UNDERWATER : Plaisir coupable ou gros navet ?

underwater geeklic.com critique

Sorti sur les écrans français le 8 Janvier 2020, Underwater débarque ce vendredi 8 Mai sur les plateformes de streaming, où comment ne pas passer à côté d’un honnête petit spectacle horrifique nostalgique. Suite à un tremblement de terre, le long métrage de William Eubank (The Signal) suit les survivants d’une station sous-marine de forage essayant de rejoindre la surface. Mais quelque chose dans les profondeurs semble s’être réveillé …

DANS L’OCÉAN, PERSONNE NE VOUS ENTEND CRIER

Un pitch tout droit sorti des années 80, qui pourtant ne cache pas son efficacité dés les premières minutes, le film s’emballant rapidement dans une course contre la montre survivaliste qu’il parviendra à tenir jusqu’au bout de ses 95 minutes sous haute tension. Porté par une Kirsten Stewart (Twilight, Still Alice) convaincante et un Vincent Cassel plutôt à l’aise, le long métrage ne perd effectivement pas de temps en cherchant à prendre le chemin le plus court vers l’action et le suspense, faisant alors de l’urgence et la survie ses principaux moteurs.

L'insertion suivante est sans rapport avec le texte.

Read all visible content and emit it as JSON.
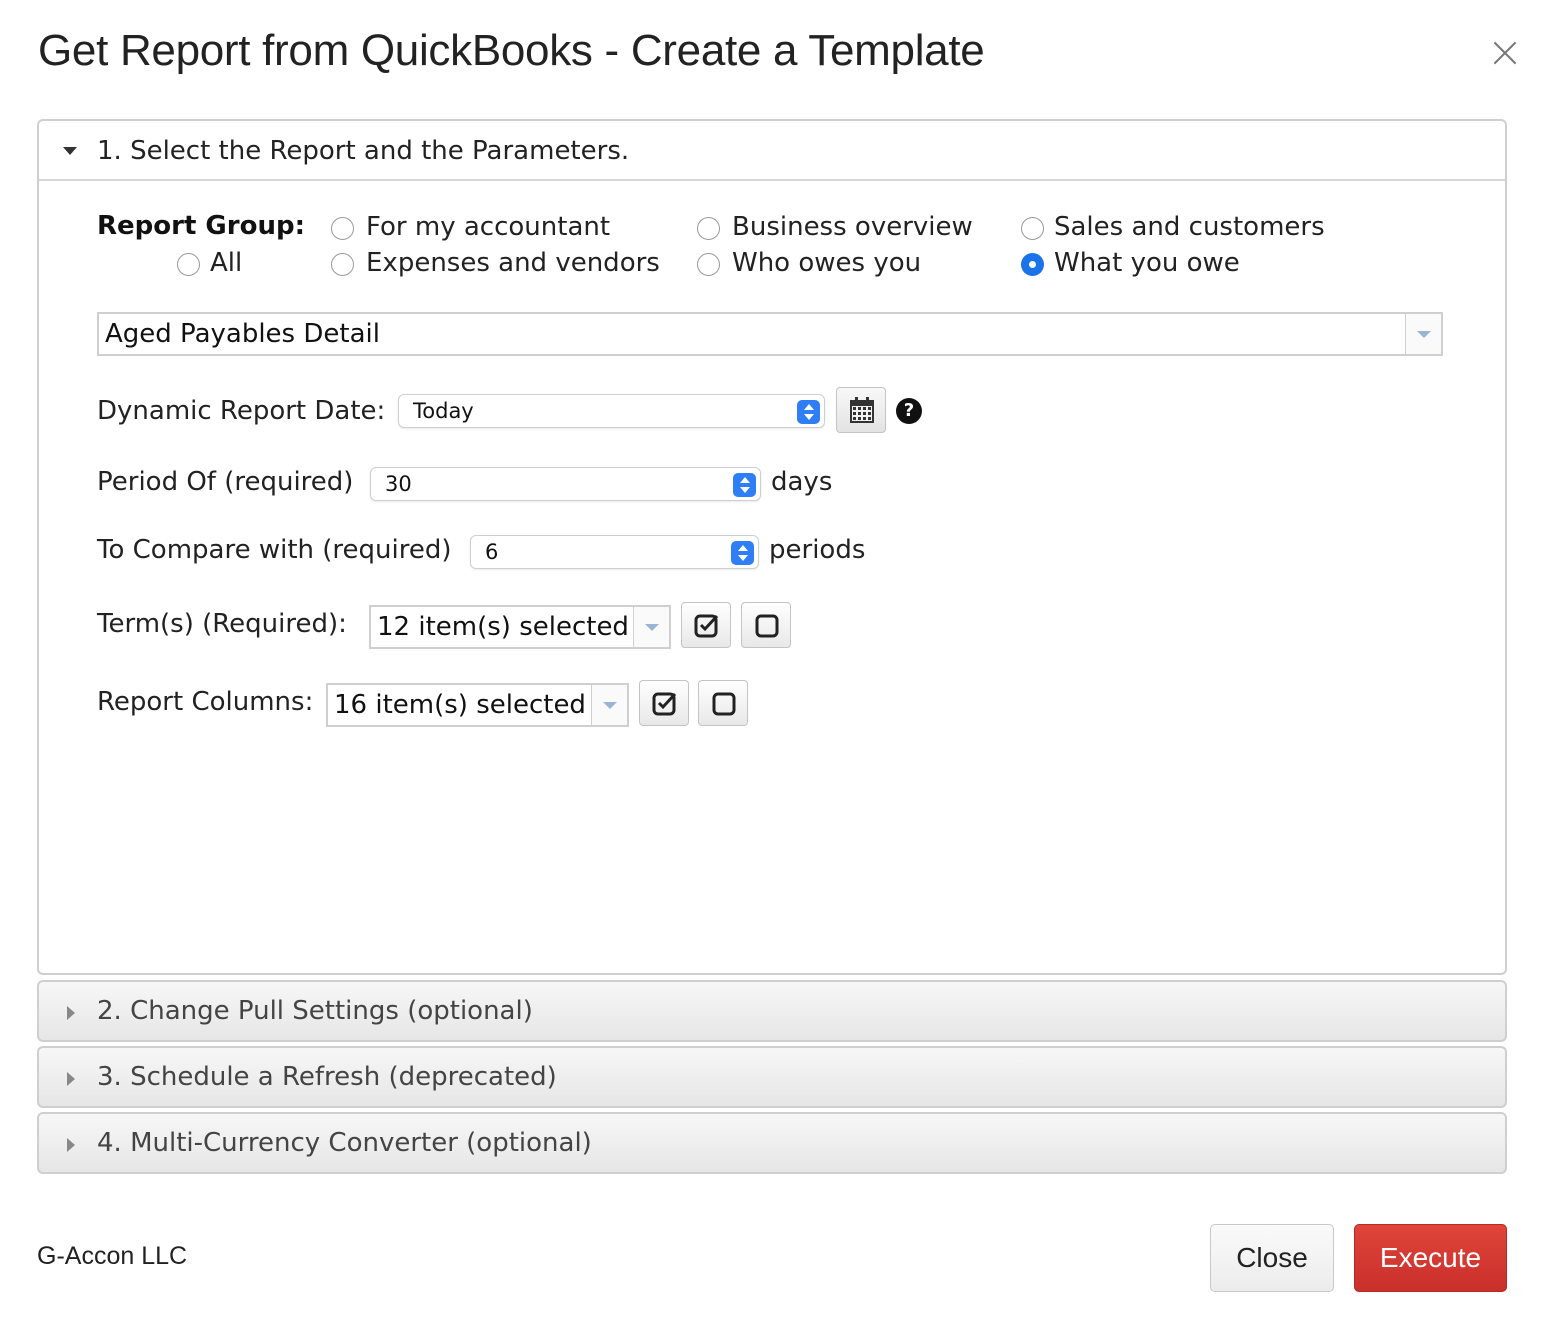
{
  "dialog": {
    "title": "Get Report from QuickBooks - Create a Template",
    "close_icon": "close-icon"
  },
  "sections": [
    {
      "label": "1. Select the Report and the Parameters.",
      "expanded": true
    },
    {
      "label": "2. Change Pull Settings (optional)",
      "expanded": false
    },
    {
      "label": "3. Schedule a Refresh (deprecated)",
      "expanded": false
    },
    {
      "label": "4. Multi-Currency Converter (optional)",
      "expanded": false
    }
  ],
  "report_group": {
    "label": "Report Group:",
    "options": [
      {
        "label": "For my accountant",
        "selected": false
      },
      {
        "label": "Business overview",
        "selected": false
      },
      {
        "label": "Sales and customers",
        "selected": false
      },
      {
        "label": "All",
        "selected": false
      },
      {
        "label": "Expenses and vendors",
        "selected": false
      },
      {
        "label": "Who owes you",
        "selected": false
      },
      {
        "label": "What you owe",
        "selected": true
      }
    ],
    "selected_color": "#1a73e8"
  },
  "report_select": {
    "value": "Aged Payables Detail"
  },
  "dynamic_date": {
    "label": "Dynamic Report Date:",
    "value": "Today",
    "calendar_icon": "calendar-icon",
    "help_icon": "help-icon",
    "help_glyph": "?"
  },
  "period_of": {
    "label": "Period Of (required)",
    "value": "30",
    "suffix": "days"
  },
  "compare_with": {
    "label": "To Compare with (required)",
    "value": "6",
    "suffix": "periods"
  },
  "terms": {
    "label": "Term(s) (Required):",
    "value": "12 item(s) selected"
  },
  "report_columns": {
    "label": "Report Columns:",
    "value": "16 item(s) selected"
  },
  "footer": {
    "brand": "G-Accon LLC",
    "close_label": "Close",
    "execute_label": "Execute",
    "execute_color": "#d33b32"
  }
}
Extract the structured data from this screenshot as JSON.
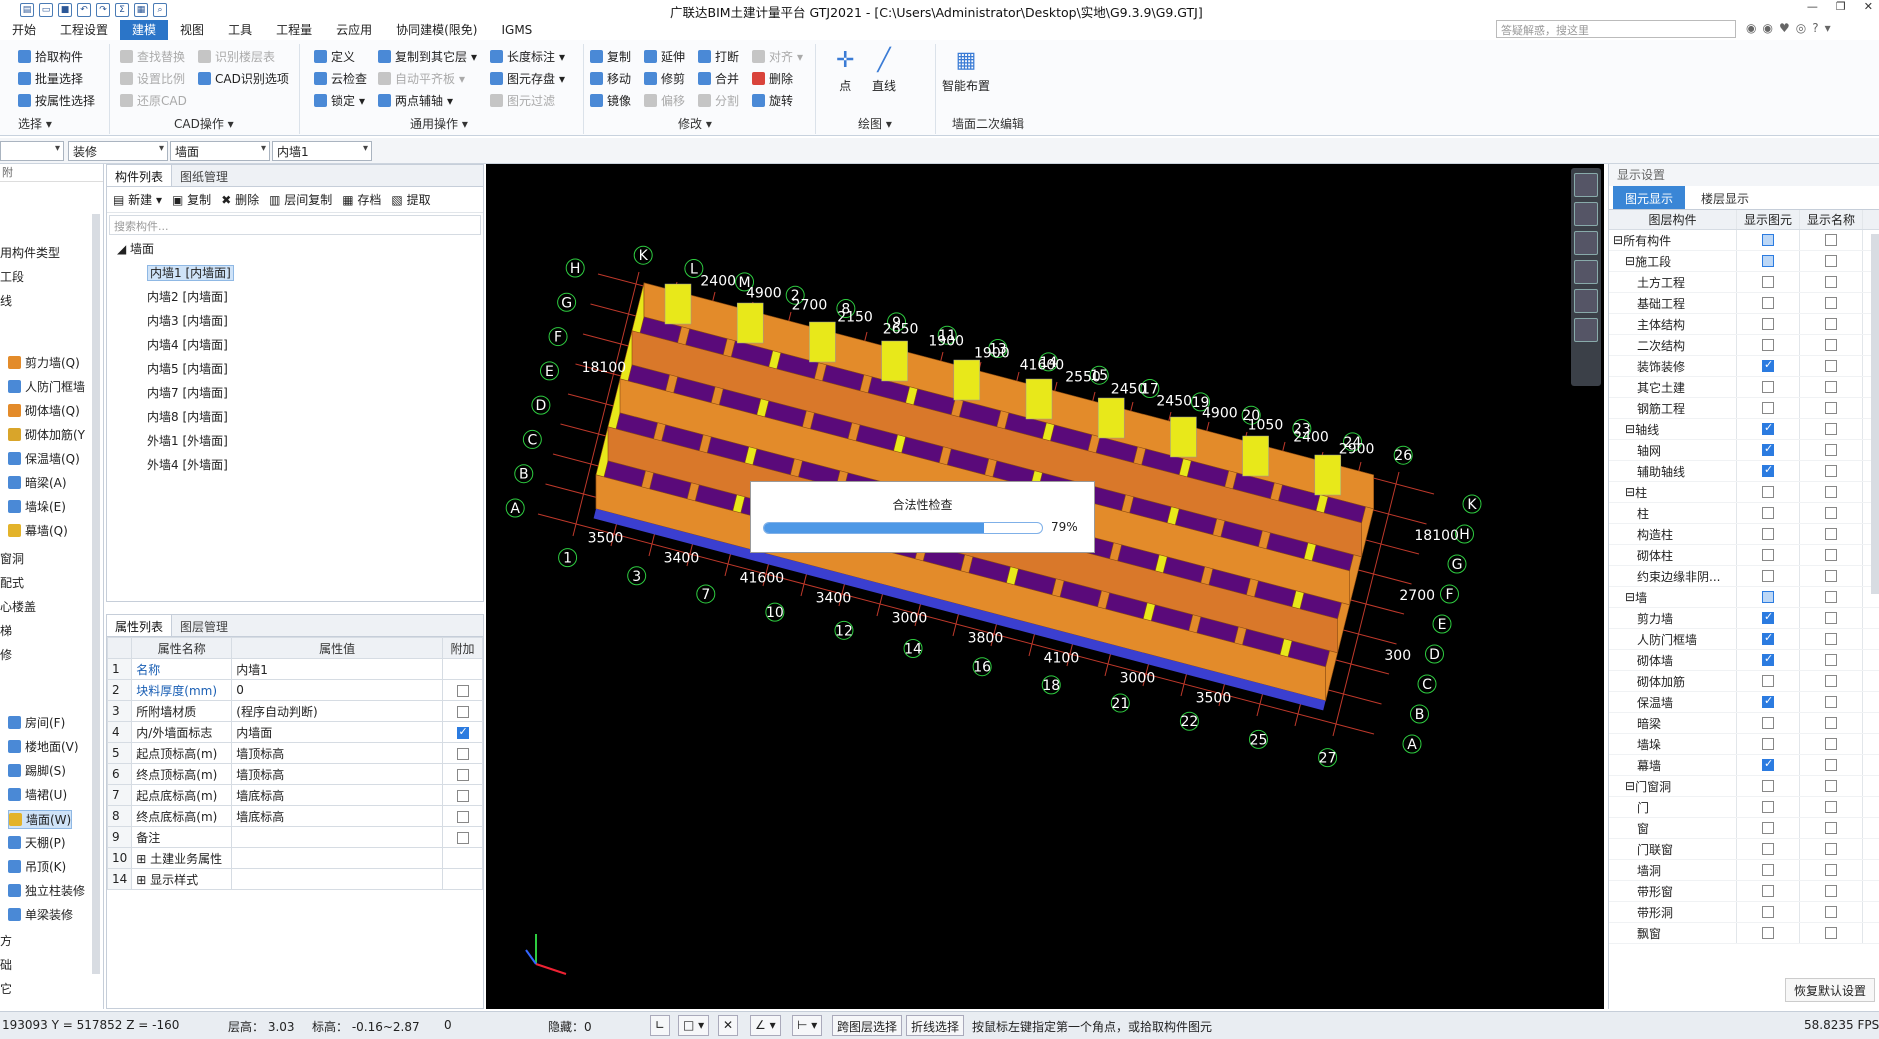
{
  "app": {
    "title": "广联达BIM土建计量平台 GTJ2021 - [C:\\Users\\Administrator\\Desktop\\实地\\G9.3.9\\G9.GTJ]"
  },
  "menu": [
    "开始",
    "工程设置",
    "建模",
    "视图",
    "工具",
    "工程量",
    "云应用",
    "协同建模(限免)",
    "IGMS"
  ],
  "menu_active": "建模",
  "top_search": {
    "placeholder": "答疑解惑，搜这里"
  },
  "ribbon": {
    "select": {
      "items": [
        "拾取构件",
        "批量选择",
        "按属性选择"
      ],
      "label": "选择"
    },
    "cad": {
      "items": [
        "查找替换",
        "识别楼层表",
        "设置比例",
        "CAD识别选项",
        "还原CAD"
      ],
      "label": "CAD操作"
    },
    "general": {
      "items": [
        "定义",
        "复制到其它层",
        "长度标注",
        "云检查",
        "自动平齐板",
        "图元存盘",
        "锁定",
        "两点辅轴",
        "图元过滤"
      ],
      "label": "通用操作"
    },
    "modify": {
      "items": [
        "复制",
        "延伸",
        "打断",
        "对齐",
        "移动",
        "修剪",
        "合并",
        "删除",
        "镜像",
        "偏移",
        "分割",
        "旋转"
      ],
      "label": "修改"
    },
    "draw": {
      "items": [
        "点",
        "直线"
      ],
      "label": "绘图"
    },
    "wall_edit": {
      "items": [
        "智能布置"
      ],
      "label": "墙面二次编辑"
    }
  },
  "combos": [
    "",
    "装修",
    "墙面",
    "内墙1"
  ],
  "left_nav": {
    "top_items": [
      "用构件类型",
      "工段",
      "线"
    ],
    "wall_items": [
      "剪力墙(Q)",
      "人防门框墙",
      "砌体墙(Q)",
      "砌体加筋(Y",
      "保温墙(Q)",
      "暗梁(A)",
      "墙垛(E)",
      "幕墙(Q)"
    ],
    "mid_items": [
      "窗洞",
      "配式",
      "心楼盖",
      "梯",
      "修"
    ],
    "deco_items": [
      "房间(F)",
      "楼地面(V)",
      "踢脚(S)",
      "墙裙(U)",
      "墙面(W)",
      "天棚(P)",
      "吊顶(K)",
      "独立柱装修",
      "单梁装修"
    ],
    "bottom_items": [
      "方",
      "础",
      "它"
    ],
    "selected": "墙面(W)"
  },
  "component_panel": {
    "tabs": [
      "构件列表",
      "图纸管理"
    ],
    "toolbar": [
      "新建",
      "复制",
      "删除",
      "层间复制",
      "存档",
      "提取"
    ],
    "search_placeholder": "搜索构件...",
    "root": "墙面",
    "items": [
      "内墙1 [内墙面]",
      "内墙2 [内墙面]",
      "内墙3 [内墙面]",
      "内墙4 [内墙面]",
      "内墙5 [内墙面]",
      "内墙7 [内墙面]",
      "内墙8 [内墙面]",
      "外墙1 [外墙面]",
      "外墙4 [外墙面]"
    ],
    "selected_index": 0
  },
  "property_panel": {
    "tabs": [
      "属性列表",
      "图层管理"
    ],
    "headers": [
      "属性名称",
      "属性值",
      "附加"
    ],
    "rows": [
      {
        "no": "1",
        "name": "名称",
        "value": "内墙1",
        "check": null,
        "blue": true
      },
      {
        "no": "2",
        "name": "块料厚度(mm)",
        "value": "0",
        "check": false,
        "blue": true
      },
      {
        "no": "3",
        "name": "所附墙材质",
        "value": "(程序自动判断)",
        "check": false,
        "blue": false
      },
      {
        "no": "4",
        "name": "内/外墙面标志",
        "value": "内墙面",
        "check": true,
        "blue": false
      },
      {
        "no": "5",
        "name": "起点顶标高(m)",
        "value": "墙顶标高",
        "check": false,
        "blue": false
      },
      {
        "no": "6",
        "name": "终点顶标高(m)",
        "value": "墙顶标高",
        "check": false,
        "blue": false
      },
      {
        "no": "7",
        "name": "起点底标高(m)",
        "value": "墙底标高",
        "check": false,
        "blue": false
      },
      {
        "no": "8",
        "name": "终点底标高(m)",
        "value": "墙底标高",
        "check": false,
        "blue": false
      },
      {
        "no": "9",
        "name": "备注",
        "value": "",
        "check": false,
        "blue": false
      },
      {
        "no": "10",
        "name": "土建业务属性",
        "value": "",
        "check": null,
        "blue": false,
        "expand": true
      },
      {
        "no": "14",
        "name": "显示样式",
        "value": "",
        "check": null,
        "blue": false,
        "expand": true
      }
    ]
  },
  "progress_dialog": {
    "title": "合法性检查",
    "percent_label": "79%",
    "fraction": 0.79
  },
  "axis_labels": [
    "K",
    "L",
    "M",
    "2",
    "8",
    "9",
    "11",
    "13",
    "14",
    "15",
    "17",
    "19",
    "20",
    "23",
    "24",
    "26",
    "H",
    "G",
    "F",
    "E",
    "D",
    "C",
    "B",
    "A",
    "1",
    "3",
    "7",
    "10",
    "12",
    "14",
    "16",
    "18",
    "21",
    "22",
    "25",
    "27",
    "K",
    "H",
    "G",
    "F",
    "E",
    "D",
    "C",
    "B",
    "A"
  ],
  "dim_labels": [
    "2400",
    "4900",
    "2700",
    "2150",
    "2650",
    "1900",
    "1900",
    "41600",
    "2550",
    "2450",
    "2450",
    "4900",
    "1050",
    "2400",
    "2900",
    "18100",
    "3500",
    "3400",
    "41600",
    "3400",
    "3000",
    "3800",
    "4100",
    "3000",
    "3500",
    "18100",
    "2700",
    "300"
  ],
  "display_panel": {
    "title": "显示设置",
    "tabs": [
      "图元显示",
      "楼层显示"
    ],
    "headers": [
      "图层构件",
      "显示图元",
      "显示名称"
    ],
    "rows": [
      {
        "name": "所有构件",
        "level": 0,
        "toggle": "−",
        "show": "part",
        "label": false
      },
      {
        "name": "施工段",
        "level": 1,
        "toggle": "−",
        "show": "part",
        "label": false
      },
      {
        "name": "土方工程",
        "level": 2,
        "show": false,
        "label": false
      },
      {
        "name": "基础工程",
        "level": 2,
        "show": false,
        "label": false
      },
      {
        "name": "主体结构",
        "level": 2,
        "show": false,
        "label": false
      },
      {
        "name": "二次结构",
        "level": 2,
        "show": false,
        "label": false
      },
      {
        "name": "装饰装修",
        "level": 2,
        "show": true,
        "label": false
      },
      {
        "name": "其它土建",
        "level": 2,
        "show": false,
        "label": false
      },
      {
        "name": "钢筋工程",
        "level": 2,
        "show": false,
        "label": false
      },
      {
        "name": "轴线",
        "level": 1,
        "toggle": "−",
        "show": true,
        "label": false
      },
      {
        "name": "轴网",
        "level": 2,
        "show": true,
        "label": false
      },
      {
        "name": "辅助轴线",
        "level": 2,
        "show": true,
        "label": false
      },
      {
        "name": "柱",
        "level": 1,
        "toggle": "−",
        "show": false,
        "label": false
      },
      {
        "name": "柱",
        "level": 2,
        "show": false,
        "label": false
      },
      {
        "name": "构造柱",
        "level": 2,
        "show": false,
        "label": false
      },
      {
        "name": "砌体柱",
        "level": 2,
        "show": false,
        "label": false
      },
      {
        "name": "约束边缘非阴...",
        "level": 2,
        "show": false,
        "label": false
      },
      {
        "name": "墙",
        "level": 1,
        "toggle": "−",
        "show": "part",
        "label": false
      },
      {
        "name": "剪力墙",
        "level": 2,
        "show": true,
        "label": false
      },
      {
        "name": "人防门框墙",
        "level": 2,
        "show": true,
        "label": false
      },
      {
        "name": "砌体墙",
        "level": 2,
        "show": true,
        "label": false
      },
      {
        "name": "砌体加筋",
        "level": 2,
        "show": false,
        "label": false
      },
      {
        "name": "保温墙",
        "level": 2,
        "show": true,
        "label": false
      },
      {
        "name": "暗梁",
        "level": 2,
        "show": false,
        "label": false
      },
      {
        "name": "墙垛",
        "level": 2,
        "show": false,
        "label": false
      },
      {
        "name": "幕墙",
        "level": 2,
        "show": true,
        "label": false
      },
      {
        "name": "门窗洞",
        "level": 1,
        "toggle": "−",
        "show": false,
        "label": false
      },
      {
        "name": "门",
        "level": 2,
        "show": false,
        "label": false
      },
      {
        "name": "窗",
        "level": 2,
        "show": false,
        "label": false
      },
      {
        "name": "门联窗",
        "level": 2,
        "show": false,
        "label": false
      },
      {
        "name": "墙洞",
        "level": 2,
        "show": false,
        "label": false
      },
      {
        "name": "带形窗",
        "level": 2,
        "show": false,
        "label": false
      },
      {
        "name": "带形洞",
        "level": 2,
        "show": false,
        "label": false
      },
      {
        "name": "飘窗",
        "level": 2,
        "show": false,
        "label": false
      }
    ],
    "restore_button": "恢复默认设置"
  },
  "status": {
    "coords": "193093 Y = 517852 Z = -160",
    "floor_height": "层高：  3.03",
    "elevation": "标高：  -0.16~2.87",
    "zero": "0",
    "hidden": "隐藏：0",
    "btn_cross_layer": "跨图层选择",
    "btn_polyline": "折线选择",
    "hint": "按鼠标左键指定第一个角点，或拾取构件图元",
    "fps": "58.8235 FPS"
  },
  "colors": {
    "accent": "#2b75c8",
    "canvas": "#000000",
    "wall_orange": "#e38b2a",
    "floor_purple": "#5a0a7a",
    "wall_yellow": "#e8e81a",
    "axis_green": "#2ecc40"
  }
}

Nous épargnant de ce fait les habituelles scènes de présentation conventionnelles voire convenues, Underwater joue clairement sur le terrain de la référence assumée : Alien, Abyss, Un Cri dans l’Océan ou encore Leviathan, tous représentant un genre cinématographique à part entière quelque peu délaissé ces dernières années, qui n’est autre que le film de monstre. Le personnage campé par Kirsten Stewart semble d’ailleurs être un rappel évident à celui de Ripley dans la saga des xénomorphes, le réalisateur William Eubank poussant le vice jusqu’à quasiment reproduire la même séquence d’ouverture que le film de Ridley Scott : de long plans panoramiques présentant les couloirs vides de la station sous-marine, renforçant l’idée d’un environnement hostile où l’humanité semble avoir déserté les lieux.

underwater geeklic.com critique

Le spectateur ne peut alors que se laisser prendre au jeu du chat et de la souris, suivant un mode opératoire familier même s’il s’avère parfois éculé : en gros, les héros doivent survivre étape par étape à mesure que la menace se précise, une mystérieuse et excitante créature dévoilant peu à peu son visage de l’obscurité aquatique, respectant ainsi à la lettre les codes du genre avec un plaisir non dissimulé.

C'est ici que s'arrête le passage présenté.